Daire, bu gerekçeyle kararın vergi asılları üzerinden kesilen vergi ziyaı cezalarının bir katı aşan kısımlarının kaldırılmasına dair hüküm fıkrasını bozmuş; diğer hüküm fıkralarına davalı tarafından yöneltilen temyiz istemlerini reddetmiştir.
Daire, davalının karar düzeltme istemini de reddetmiştir.
… Vergi Mahkemesinin … tarih ve E:…, K:… sayılı ısrar kararı:
Mahkeme, bozulan hüküm fıkrası yönünden aynı hukuksal nedenler ve gerekçeyle ısrar etmiştir.

TEMYİZ EDENİN İDDİALARI : Yasal defter ve belgelerini incelemeye ibraz etmemek suretiyle gizleyen davacı adına üç kat vergi ziyaı cezası kesilmesinin kanun gereği olduğu belirtilerek aksi yöndeki gerekçeyle verilen ısrar kararının bozulması gerektiği ileri sürülmektedir.

KARŞI TARAFIN SAVUNMASI : Cevap verilmemiştir.

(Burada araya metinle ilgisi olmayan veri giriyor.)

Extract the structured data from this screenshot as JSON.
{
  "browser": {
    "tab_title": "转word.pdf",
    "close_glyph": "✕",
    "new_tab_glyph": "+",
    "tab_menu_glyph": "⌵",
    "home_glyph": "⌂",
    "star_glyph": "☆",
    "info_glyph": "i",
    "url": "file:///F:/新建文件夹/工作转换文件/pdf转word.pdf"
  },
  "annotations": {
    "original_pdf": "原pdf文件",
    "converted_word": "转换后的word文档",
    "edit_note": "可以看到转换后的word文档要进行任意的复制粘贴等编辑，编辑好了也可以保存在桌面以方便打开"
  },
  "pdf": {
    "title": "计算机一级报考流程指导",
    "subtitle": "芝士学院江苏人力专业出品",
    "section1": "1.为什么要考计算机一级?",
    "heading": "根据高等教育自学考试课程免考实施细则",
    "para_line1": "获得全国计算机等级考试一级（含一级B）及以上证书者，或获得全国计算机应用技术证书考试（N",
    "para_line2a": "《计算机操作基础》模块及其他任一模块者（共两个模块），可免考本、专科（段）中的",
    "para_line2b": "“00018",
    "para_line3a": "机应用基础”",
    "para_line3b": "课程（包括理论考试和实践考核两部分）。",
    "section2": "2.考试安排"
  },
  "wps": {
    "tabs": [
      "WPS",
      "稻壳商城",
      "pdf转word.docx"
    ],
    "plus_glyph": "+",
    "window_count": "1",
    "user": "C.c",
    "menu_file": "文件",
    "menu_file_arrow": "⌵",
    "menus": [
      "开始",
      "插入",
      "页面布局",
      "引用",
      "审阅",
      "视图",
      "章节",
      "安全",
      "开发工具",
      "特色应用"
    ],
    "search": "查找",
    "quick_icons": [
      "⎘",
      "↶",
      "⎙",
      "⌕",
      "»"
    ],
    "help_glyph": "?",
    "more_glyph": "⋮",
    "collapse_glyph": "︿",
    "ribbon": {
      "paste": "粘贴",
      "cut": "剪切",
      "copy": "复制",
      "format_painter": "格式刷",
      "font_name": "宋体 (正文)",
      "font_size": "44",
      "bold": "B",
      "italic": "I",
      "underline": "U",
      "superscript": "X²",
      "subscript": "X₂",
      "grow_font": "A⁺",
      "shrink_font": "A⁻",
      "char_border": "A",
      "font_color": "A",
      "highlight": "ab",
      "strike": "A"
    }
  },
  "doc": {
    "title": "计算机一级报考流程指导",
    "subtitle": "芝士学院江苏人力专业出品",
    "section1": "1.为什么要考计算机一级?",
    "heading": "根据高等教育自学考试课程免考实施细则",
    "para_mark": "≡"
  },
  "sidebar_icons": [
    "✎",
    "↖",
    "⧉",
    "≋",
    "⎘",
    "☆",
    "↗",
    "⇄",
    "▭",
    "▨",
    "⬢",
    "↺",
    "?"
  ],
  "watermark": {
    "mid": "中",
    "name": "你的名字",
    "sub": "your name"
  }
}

DANIŞTAY TETKİK HÂKİMİ …’NİN DÜŞÜNCESİ: Temyizen incelenen ısrar kararının, Danıştay Dördüncü Dairesinin kararında yer alan hukuksal nedenler ve gerekçe uyarınca bozulması gerektiği düşünülmektedir.

TÜRK MİLLETİ ADINA
Karar veren Danıştay Vergi Dava Daireleri Kurulunca, Tetkik Hâkiminin açıklamaları dinlendikten ve dosyadaki belgeler incelendikten sonra gereği görüşüldü:

HUKUKİ DEĞERLENDİRME :
Danıştay Dördüncü Dairesinin yukarıda yer verilen kararının dayandığı aynı hukuksal nedenler ve gerekçeyle ısrar kararının bozulması gerekmektedir.

KARAR SONUCU :
Açıklanan nedenlerle;
1- Davalının temyiz isteminin KABULÜNE,
2- … Vergi Mahkemesinin … tarih ve E:…, K:… sayılı ısrar kararının BOZULMASINA,
3- Yeniden verilecek kararda karşılanacağından, yargılama giderleri hakkında hüküm kurulmasına gerek bulunmadığına,
2577 sayılı Kanun’un (Geçici 8. maddesi uyarınca uygulanmasına devam edilen) 54. maddesinin (1) numaralı fıkrası uyarınca bu kararın tebliğ tarihini izleyen günden itibaren on beş gün içinde karar düzeltme yolu açık olmak üzere, 04/11/2020 tarihinde oyçokluğuyla karar verildi.

X – KARŞI OY:
Temyiz dilekçesinde ileri sürülen iddialar, dayandığı hukuksal nedenler ve gerekçe karşısında ısrar kararının bozulmasını gerektirecek nitelikte bulunmadığından, istemin reddi gerektiği oyu ile karara katılmıyorum.